Chairs Seen on the Show
American Queen Anne wing chair. A luxurious chair, circa 1745, the American Queen Anne features imported silk and damask fabric and "wings" that were used to keep out drafts and offer privacy to the seated. Only the wealthy citizens of the American colonies could afford this chair; now, it would fit wonderfully in a modern loft apartment with minimalist decor. (Provided by Bernard & S. Dean Levy)
French Art Nouveau side chair. Made in an art nouveau style that was inspired by natural, organic plant forms, this chair features subtle curvaceous and sculptural qualities that were in part a reaction to the heavy and oversized styles common in the 19th century. (Provided by Macklowe Gallery)
American Arts and Crafts armchair. Made by Gustav Stickley, a designer who is now considered the epitome of the American arts and crafts movement, this chair is functional, sturdy, handsome, and elegant. Made from quarter-sawn oak between 1907 and 1910, its rich color was achieved by exposure to ammonia vapor rather than the application of wood stain. (Provided by Peter-Roberts Antiques)
Wendell Castle chair. Created by "furniture artist" Wendell Castle in 1962, this chair combines the sleekness of American industrial design from the mid-20th century with sensuous, sculpted forms of studio craftsmanship. Made in a wonderfully organic shape, it is supremely comfortable for sitting, if sometimes a bit difficult to get out of. (Provided by R 20th Century Design)

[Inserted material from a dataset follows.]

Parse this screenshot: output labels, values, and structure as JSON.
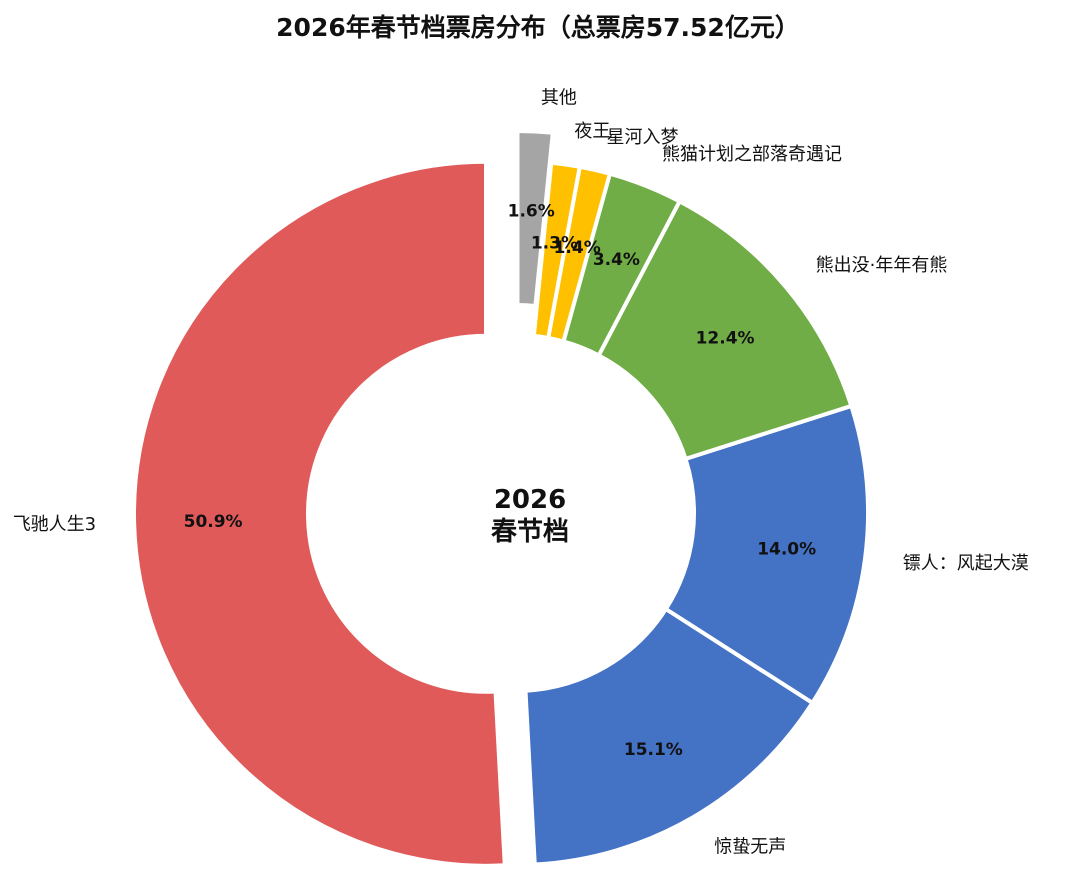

Verner Panton Chair. Designed by the Danish-born Verner Panton, this chair exemplifies the 1960s pop aesthetic by challenging the idea that chairs by definition have to have legs. It's the first single-piece, injection-molded plastic chair (manufactured by Herman Miller), and is popular today with retro-design lovers. (Provided by R 20th Century Design)
Potrona Suave. This phenomenally -- and unexpectedly -- comfortable chair was created in 2005 by Brazilian designer Julia Krantz, a woman who believes in high-quality sculptural form that is also ecologically sustainable. The chair was constructed using a process that involves stack laminating the wood and then smoothing and carving the surface all by hand. (Provided by R 20th Century Design)
Every aspiring collector should know the following tricks of the trade.
1. Don't "poo-poo" yard-sale finds. If you connect with something, buy it if the price is right. Do not spend a lot of money on something you can't authenticate, unless money is no object and you just want it.
2. Check the settings on costume jewelry. More expensive costume jewelry will have a prong setting; cheaper pieces will have stones glued in.
3. Look for design flaws. Items with design flaws are often more valuable than those without them.
4. Understand markings. Checking the country of origin for an item can help to determine the date of the piece.